As Comparative Example 2, a product C was prepared in the same manner as in the above example except that a Ni plating layer was applied instead of the metallized layer 8 made of an Ag-Cu-Ti alloy.

As Comparative Example 3, a product D was prepared in the same manner as in the above-mentioned Example except that it was joined with the sealing glass 7 having a melting point of 800 ° C. according to the prior art shown in FIG.

For each of these products A to D,
After heating to 500 ° C in air atmosphere and holding for 10 minutes, vibration test {MIL-STD (Military standard: US military standard) -202F METHOD210A} and impact test (MIL-S
TD-202F METHOD213A) was performed and it was confirmed that there was no abnormality in the joint. As a result, no abnormality was confirmed for the product A. Product B had an abnormality after joining with brazing material 9. That is, Ag in the Ag—Pd alloy layer on the surface of the hydrogen separation tube 3 and Ag in the brazing material 9 of the Ag—Cu alloy are:
Ag-P with large area mixed with each other by heat treatment
Ag diffused into the d-alloy layer side, and a gap was generated at the joint between the hydrogen separation pipe 3 and the fixing member 6, resulting in poor joining. Product C
In the test, after the vibration test and the subsequent impact test, a crack was generated in the joint. The joint of the product D was broken after the vibration test and the impact test.

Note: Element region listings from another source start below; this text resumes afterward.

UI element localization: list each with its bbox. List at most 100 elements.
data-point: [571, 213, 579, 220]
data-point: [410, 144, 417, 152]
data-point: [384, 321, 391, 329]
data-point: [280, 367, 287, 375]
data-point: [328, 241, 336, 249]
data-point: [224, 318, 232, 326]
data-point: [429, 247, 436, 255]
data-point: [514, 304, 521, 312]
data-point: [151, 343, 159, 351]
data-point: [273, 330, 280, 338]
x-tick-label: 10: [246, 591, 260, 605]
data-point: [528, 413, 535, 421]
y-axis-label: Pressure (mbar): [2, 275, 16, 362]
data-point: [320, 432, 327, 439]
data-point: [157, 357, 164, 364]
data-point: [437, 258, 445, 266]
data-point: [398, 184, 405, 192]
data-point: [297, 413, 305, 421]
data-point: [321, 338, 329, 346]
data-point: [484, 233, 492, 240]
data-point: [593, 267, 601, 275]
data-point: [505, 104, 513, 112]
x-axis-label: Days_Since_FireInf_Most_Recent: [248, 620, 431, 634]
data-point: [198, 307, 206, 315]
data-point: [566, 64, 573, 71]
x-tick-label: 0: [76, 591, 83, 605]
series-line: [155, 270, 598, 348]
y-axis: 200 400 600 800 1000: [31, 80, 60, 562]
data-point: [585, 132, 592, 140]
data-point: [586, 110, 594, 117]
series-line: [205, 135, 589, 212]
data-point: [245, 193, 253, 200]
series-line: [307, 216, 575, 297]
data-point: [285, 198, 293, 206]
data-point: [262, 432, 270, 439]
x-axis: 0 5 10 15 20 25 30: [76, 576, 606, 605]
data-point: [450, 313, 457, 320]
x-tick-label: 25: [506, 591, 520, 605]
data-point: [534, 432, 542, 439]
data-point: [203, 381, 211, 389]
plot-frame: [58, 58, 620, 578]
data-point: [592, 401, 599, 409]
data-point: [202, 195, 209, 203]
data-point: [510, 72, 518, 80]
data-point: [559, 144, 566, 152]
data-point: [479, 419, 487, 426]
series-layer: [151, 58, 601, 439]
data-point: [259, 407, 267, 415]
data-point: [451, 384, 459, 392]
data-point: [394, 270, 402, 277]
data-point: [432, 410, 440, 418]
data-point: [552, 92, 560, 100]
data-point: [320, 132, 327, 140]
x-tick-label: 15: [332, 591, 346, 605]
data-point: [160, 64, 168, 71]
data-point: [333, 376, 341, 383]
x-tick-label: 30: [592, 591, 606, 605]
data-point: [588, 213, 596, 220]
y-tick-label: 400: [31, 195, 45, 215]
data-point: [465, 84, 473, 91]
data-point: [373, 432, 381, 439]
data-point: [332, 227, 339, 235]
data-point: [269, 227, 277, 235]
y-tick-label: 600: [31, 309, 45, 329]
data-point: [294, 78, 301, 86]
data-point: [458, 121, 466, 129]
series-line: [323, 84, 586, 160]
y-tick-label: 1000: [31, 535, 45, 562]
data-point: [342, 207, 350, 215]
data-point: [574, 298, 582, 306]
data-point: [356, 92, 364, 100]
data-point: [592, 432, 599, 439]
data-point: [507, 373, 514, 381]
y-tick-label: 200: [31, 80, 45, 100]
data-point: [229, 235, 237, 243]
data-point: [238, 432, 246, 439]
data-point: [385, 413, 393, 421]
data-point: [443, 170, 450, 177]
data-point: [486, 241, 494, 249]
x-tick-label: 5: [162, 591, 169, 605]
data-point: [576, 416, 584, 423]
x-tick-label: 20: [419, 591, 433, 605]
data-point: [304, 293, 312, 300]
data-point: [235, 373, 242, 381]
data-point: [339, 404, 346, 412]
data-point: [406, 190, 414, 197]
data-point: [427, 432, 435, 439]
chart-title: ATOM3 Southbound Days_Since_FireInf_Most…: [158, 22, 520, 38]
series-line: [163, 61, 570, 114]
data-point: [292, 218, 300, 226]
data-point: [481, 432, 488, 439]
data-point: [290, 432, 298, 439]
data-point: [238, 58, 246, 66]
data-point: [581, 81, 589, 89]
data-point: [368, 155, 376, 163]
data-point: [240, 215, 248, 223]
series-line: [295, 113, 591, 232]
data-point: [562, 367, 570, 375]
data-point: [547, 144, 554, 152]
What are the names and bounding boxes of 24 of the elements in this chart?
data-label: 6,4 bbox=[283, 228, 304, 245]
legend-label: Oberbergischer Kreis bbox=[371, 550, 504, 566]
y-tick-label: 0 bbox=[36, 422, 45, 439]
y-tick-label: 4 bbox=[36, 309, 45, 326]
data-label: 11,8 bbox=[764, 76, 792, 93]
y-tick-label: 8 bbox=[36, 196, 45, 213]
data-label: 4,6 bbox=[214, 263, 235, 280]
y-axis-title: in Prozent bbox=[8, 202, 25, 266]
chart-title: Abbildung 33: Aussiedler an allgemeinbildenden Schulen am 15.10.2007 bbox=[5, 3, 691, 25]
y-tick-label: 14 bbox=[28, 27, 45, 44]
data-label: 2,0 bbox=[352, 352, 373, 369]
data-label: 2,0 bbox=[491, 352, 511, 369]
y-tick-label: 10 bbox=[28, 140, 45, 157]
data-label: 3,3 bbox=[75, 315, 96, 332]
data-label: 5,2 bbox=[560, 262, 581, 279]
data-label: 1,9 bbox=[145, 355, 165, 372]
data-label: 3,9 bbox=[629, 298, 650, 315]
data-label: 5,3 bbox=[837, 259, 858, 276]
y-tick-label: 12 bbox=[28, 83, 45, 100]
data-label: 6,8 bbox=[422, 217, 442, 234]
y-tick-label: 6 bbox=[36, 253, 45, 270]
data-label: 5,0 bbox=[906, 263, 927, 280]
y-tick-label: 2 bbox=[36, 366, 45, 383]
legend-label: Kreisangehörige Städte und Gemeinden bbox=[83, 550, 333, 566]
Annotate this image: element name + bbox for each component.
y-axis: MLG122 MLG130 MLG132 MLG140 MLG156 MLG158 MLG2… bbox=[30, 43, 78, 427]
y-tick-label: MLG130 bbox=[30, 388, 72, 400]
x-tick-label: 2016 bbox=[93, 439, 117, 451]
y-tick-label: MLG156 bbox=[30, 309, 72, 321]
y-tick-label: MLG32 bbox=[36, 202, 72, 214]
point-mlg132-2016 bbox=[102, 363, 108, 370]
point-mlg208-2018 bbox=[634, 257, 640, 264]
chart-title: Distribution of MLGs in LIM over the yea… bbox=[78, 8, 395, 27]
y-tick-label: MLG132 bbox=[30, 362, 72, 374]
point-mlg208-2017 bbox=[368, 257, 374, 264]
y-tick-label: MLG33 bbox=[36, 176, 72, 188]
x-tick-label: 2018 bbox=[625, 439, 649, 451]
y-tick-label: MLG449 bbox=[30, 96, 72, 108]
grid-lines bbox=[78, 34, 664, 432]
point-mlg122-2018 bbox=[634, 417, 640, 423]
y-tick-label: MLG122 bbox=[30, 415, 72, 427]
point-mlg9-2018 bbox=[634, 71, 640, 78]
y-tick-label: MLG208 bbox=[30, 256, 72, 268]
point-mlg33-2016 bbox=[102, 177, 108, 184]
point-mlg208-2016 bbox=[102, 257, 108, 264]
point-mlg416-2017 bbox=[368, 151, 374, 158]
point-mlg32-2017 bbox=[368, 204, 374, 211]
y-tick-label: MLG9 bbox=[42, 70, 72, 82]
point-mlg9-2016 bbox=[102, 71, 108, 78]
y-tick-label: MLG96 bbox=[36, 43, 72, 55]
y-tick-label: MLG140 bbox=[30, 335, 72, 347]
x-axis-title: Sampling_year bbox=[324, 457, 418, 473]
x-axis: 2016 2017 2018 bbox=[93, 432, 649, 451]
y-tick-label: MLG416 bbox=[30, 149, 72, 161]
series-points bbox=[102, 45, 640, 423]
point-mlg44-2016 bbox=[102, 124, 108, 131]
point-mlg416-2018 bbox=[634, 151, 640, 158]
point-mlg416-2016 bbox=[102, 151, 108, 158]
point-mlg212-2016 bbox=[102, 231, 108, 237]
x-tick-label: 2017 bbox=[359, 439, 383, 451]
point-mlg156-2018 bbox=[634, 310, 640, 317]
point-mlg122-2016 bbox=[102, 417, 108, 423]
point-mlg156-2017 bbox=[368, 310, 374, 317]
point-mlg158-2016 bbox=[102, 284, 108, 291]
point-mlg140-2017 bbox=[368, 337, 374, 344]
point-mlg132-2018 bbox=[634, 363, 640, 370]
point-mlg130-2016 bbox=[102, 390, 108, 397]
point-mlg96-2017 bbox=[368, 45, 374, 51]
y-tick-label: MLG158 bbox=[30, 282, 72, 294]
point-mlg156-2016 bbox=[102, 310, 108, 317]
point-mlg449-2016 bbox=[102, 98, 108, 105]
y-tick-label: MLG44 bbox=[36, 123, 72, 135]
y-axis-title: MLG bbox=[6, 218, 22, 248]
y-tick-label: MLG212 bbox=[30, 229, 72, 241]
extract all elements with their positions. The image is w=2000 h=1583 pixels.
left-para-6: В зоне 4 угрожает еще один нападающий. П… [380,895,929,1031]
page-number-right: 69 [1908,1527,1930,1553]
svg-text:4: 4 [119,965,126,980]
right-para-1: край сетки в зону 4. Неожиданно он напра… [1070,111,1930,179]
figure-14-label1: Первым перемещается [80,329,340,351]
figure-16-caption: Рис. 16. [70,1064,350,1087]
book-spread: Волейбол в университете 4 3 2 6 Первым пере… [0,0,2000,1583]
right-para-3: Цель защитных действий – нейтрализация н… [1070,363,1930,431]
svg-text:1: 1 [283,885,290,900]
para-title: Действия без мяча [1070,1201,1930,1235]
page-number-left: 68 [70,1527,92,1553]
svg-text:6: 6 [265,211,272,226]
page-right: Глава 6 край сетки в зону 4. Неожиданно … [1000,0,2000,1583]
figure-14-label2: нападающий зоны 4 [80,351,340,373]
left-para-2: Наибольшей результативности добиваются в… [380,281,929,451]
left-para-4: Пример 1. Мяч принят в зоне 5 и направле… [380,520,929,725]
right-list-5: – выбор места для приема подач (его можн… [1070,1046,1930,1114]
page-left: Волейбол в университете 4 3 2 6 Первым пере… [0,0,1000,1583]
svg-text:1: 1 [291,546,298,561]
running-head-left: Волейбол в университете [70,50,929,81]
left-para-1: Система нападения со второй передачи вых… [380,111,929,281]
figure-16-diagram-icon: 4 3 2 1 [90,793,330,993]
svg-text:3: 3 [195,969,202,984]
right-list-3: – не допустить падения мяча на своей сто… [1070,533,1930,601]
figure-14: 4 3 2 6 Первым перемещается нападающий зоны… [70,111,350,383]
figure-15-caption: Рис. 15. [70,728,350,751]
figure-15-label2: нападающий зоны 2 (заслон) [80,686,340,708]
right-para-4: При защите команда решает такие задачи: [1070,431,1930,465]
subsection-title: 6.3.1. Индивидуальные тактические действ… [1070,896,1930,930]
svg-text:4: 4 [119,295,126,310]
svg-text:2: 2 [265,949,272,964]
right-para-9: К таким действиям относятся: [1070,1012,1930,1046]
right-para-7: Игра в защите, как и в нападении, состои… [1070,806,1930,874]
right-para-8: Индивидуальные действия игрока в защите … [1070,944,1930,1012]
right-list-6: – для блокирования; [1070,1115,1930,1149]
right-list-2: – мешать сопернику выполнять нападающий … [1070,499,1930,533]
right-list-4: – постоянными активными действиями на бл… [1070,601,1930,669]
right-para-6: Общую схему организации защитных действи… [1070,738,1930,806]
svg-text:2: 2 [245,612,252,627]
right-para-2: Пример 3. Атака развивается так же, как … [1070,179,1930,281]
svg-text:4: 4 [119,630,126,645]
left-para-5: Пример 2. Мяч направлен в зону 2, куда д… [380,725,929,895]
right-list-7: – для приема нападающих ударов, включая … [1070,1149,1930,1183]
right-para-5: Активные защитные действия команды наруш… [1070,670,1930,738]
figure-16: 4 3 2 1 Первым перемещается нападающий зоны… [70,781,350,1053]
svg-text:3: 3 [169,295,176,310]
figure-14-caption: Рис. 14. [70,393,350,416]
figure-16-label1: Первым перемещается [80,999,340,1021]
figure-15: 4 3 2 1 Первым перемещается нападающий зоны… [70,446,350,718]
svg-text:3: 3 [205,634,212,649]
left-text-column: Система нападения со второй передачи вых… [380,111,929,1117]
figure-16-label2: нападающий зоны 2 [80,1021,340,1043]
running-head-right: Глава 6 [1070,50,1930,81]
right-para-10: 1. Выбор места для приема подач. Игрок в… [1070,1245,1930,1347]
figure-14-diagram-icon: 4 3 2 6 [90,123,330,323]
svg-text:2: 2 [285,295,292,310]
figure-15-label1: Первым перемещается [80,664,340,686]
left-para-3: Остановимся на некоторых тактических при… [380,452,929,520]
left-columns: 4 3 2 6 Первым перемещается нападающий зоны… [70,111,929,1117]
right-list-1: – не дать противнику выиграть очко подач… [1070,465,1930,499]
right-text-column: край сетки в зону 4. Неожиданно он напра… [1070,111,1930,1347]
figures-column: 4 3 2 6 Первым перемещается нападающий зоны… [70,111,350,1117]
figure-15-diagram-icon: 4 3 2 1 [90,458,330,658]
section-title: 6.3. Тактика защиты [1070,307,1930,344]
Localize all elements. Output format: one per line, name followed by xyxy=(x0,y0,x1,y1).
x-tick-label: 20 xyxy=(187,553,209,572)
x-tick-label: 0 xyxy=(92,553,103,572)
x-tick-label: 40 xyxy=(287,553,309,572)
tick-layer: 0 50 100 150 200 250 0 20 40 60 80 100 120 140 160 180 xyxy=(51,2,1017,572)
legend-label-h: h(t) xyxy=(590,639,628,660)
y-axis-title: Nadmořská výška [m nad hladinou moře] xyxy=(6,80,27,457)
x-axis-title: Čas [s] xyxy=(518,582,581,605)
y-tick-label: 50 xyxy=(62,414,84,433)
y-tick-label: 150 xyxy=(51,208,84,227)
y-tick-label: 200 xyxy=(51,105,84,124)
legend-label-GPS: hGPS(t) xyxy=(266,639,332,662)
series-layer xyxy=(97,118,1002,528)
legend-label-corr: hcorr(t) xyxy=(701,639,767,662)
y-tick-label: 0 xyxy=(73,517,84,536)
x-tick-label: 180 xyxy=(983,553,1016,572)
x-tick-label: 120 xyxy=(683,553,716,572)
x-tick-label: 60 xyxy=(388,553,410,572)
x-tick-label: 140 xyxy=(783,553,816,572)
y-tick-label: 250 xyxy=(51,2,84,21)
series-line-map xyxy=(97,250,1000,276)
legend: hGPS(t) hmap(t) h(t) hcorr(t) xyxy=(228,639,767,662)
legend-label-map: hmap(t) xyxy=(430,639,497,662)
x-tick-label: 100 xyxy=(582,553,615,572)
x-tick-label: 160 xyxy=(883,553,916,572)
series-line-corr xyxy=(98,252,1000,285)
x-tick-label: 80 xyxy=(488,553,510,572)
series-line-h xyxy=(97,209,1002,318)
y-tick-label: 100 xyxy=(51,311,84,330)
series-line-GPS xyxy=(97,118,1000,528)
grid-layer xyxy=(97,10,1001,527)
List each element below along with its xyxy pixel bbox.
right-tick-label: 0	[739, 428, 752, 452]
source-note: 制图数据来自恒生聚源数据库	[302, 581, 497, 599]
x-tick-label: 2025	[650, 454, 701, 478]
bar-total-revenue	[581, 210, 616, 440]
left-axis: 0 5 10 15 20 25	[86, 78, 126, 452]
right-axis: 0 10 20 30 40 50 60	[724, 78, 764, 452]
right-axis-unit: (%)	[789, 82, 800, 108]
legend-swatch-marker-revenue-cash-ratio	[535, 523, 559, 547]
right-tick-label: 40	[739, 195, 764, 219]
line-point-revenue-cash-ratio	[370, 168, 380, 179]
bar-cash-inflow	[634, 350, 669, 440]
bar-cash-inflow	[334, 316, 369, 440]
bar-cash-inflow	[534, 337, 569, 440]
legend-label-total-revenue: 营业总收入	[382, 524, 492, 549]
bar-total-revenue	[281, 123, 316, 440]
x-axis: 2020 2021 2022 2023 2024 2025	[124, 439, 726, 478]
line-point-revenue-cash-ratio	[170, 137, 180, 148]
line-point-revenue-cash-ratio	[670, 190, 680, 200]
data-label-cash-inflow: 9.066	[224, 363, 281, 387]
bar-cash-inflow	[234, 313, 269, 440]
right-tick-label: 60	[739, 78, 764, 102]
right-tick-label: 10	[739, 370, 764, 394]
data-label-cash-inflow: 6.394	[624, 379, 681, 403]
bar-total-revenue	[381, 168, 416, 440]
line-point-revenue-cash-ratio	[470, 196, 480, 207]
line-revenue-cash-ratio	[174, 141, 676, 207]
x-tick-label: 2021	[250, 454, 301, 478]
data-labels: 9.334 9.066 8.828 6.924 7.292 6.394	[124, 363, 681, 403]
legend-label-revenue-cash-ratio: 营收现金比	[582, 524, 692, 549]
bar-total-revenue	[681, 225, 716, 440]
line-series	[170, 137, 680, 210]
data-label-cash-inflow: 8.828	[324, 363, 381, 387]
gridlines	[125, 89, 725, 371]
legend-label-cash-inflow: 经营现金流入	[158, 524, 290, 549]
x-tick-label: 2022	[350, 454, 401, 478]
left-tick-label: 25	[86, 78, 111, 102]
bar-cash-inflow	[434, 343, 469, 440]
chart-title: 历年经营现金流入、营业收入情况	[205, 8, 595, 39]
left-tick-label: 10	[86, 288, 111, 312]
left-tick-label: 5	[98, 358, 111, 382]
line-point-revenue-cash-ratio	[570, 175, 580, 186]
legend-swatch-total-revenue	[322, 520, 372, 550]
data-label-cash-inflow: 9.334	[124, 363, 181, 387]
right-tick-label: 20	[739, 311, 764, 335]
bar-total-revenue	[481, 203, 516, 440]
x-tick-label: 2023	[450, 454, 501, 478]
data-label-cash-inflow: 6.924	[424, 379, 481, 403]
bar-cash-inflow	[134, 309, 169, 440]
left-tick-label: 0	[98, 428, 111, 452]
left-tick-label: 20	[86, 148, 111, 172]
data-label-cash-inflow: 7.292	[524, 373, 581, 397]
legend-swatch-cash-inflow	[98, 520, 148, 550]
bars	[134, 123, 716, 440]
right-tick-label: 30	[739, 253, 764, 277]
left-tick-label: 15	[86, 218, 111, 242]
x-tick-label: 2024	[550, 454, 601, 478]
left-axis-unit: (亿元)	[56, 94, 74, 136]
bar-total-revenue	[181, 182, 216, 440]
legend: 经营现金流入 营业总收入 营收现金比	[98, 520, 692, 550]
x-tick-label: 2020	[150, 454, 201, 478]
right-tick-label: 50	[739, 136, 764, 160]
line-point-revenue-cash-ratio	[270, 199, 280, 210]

As described above, in the product A of the present invention, the layers are firmly joined to each other. Even in a high temperature environment of about 500.degree. Was maintained.

[0036]

According to the present invention, the hydrogen separation tube has a thickness of 1 mm on the surface.
It is made of porous ceramics having an Ag-Pd alloy layer of 0 to 30 µm, has one end opened and the other end closed, and has a thickness 5 formed on the outer peripheral surface or inner peripheral surface on the one end side. A metallized layer made of an Ag-Cu-Ti alloy having a thickness of ６０60 μm and an inner or outer peripheral surface of a cylindrical metal fixing member via a brazing material having a melting point of 700 ° C. or more and less than the melting point of the Ag-Pd alloy layer. By being fixed in the reforming reactor,
The joint strength is maintained for a long time even in a high-temperature environment of not less than ° C., and the joint is not destroyed by vibration or impact. As a result, the function of the reformer can be maintained for a long time.

[Brief description of the drawings]

FIG. 1 is a sectional view of a hydrogen separation tube according to the present invention and a fixing member to which the hydrogen separation tube is joined and fixed.

FIG. 2 is a sectional view of a conventional hydrogen separation tube and a fixing member.

FIG. 3 is a sectional view of a reformer for a fuel cell.

FIG. 4 is a partial sectional perspective view of a reforming reactor and a hydrogen separation tube for explaining the function of the hydrogen separation tube.

[Explanation of symbols]

 1: envelope 2: furnace body 3: hydrogen separation tube 3a: Ag-Pd alloy layer 4: reforming catalyst 5: burner 6: fixing member 8: metallization layer 9: brazing material

──────────────────────────────────────────────────続 き Continued on the front page (51) Int.Cl. ⁷ Identification symbol FI Theme coat ゛ (Reference) H01M 8/06 H01M 8/06 GF term (Reference) 4D006 GA41 HA21 JA22A JA22C JA30A JA30C LA06 MA02 MA06 MA24 MA31 MC02X MC03X MC90 NA45 PA01 PB18 PB66 PC80 4G040 EA02 EA03 EA06 EB33 EB46 FA02 FC01 FE01 5H027 AA02 BA01

Claims (1)

[Claims] 1. A combustor for heating an inside of an envelope as a container body to 200 to 600 ° C., a raw material gas containing a hydrocarbon-based gas being circulated therein, and a hydrogen separation tube. Wherein the hydrogen separation tube has a thickness of 10 to 30 μm on the surface thereof.
m made of a porous ceramic having an Ag-Pd alloy layer adhered thereto, having one end opened and the other end closed, and a thickness of 5 to 60 μm formed on the outer peripheral surface or the inner peripheral surface on the one end side. Is bonded to the inner or outer peripheral surface of the cylindrical metal fixing member via a brazing material having a melting point of 700 ° C. or more and less than the melting point of the Ag—Pd alloy layer. The fuel cell reformer is fixed in the reforming reaction furnace.